In Francia invece è stata confermata in appello l’esclusione del fondatore storico del Front National, Jean-Marie Le Pen, dal suo partito, pronunciata dalla figlia Marine Le Pen, attuale presidente. La corte d’appello ha invece deciso che Le Pen resterà presidente onorario.

Si è chiusa oggi la tre giorni del ministro degli esteri Angelino Alfano nel Sud-est asiatico. La visita,  che ha marcato il 150esimo anniversario delle relazioni diplomatiche tra Italia e Thailandia, si è svolta con l’obiettivo di allacciare nuovi legami economici e di esaminare le principali questioni politiche regionali.

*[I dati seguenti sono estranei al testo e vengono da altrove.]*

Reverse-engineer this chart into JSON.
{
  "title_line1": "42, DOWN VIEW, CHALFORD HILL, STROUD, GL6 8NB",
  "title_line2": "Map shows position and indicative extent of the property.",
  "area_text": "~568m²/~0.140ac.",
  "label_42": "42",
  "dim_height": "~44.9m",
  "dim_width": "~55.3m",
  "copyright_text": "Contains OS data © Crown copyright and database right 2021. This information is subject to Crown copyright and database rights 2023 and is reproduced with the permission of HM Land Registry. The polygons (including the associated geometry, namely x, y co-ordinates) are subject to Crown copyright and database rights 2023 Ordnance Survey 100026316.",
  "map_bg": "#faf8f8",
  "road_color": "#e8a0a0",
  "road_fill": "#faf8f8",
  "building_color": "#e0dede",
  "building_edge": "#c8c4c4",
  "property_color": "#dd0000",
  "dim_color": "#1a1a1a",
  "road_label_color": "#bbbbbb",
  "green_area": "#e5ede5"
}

Denuncia grave oggi dell’Onu: i rifugiati nei centri di accoglienza sulle isole greche devono far fronte ad un elevato rischio di violenza sessuale. L’Unhcr «ha ricevuto informazioni da 622 sopravvissuti a violenza sessuale e di genere» ed almeno il 28% dei casi si è verificato dopo l’arrivo in Grecia. Ma il numero di incidenti è verosimilmente più alto, sostiene l’agenzia Onu.

Chiudiamo con la Spagna, dove il Comitato per i diritti dell’infanzia delle Nazioni Unite ha raccomandato al governo di vietare ai minori di 18 anni di frequentare le corride o le scuole di corrida, per proteggerli dagli «effetti dannosi» che deriverebbero dall’esposizione a questo spettacolo.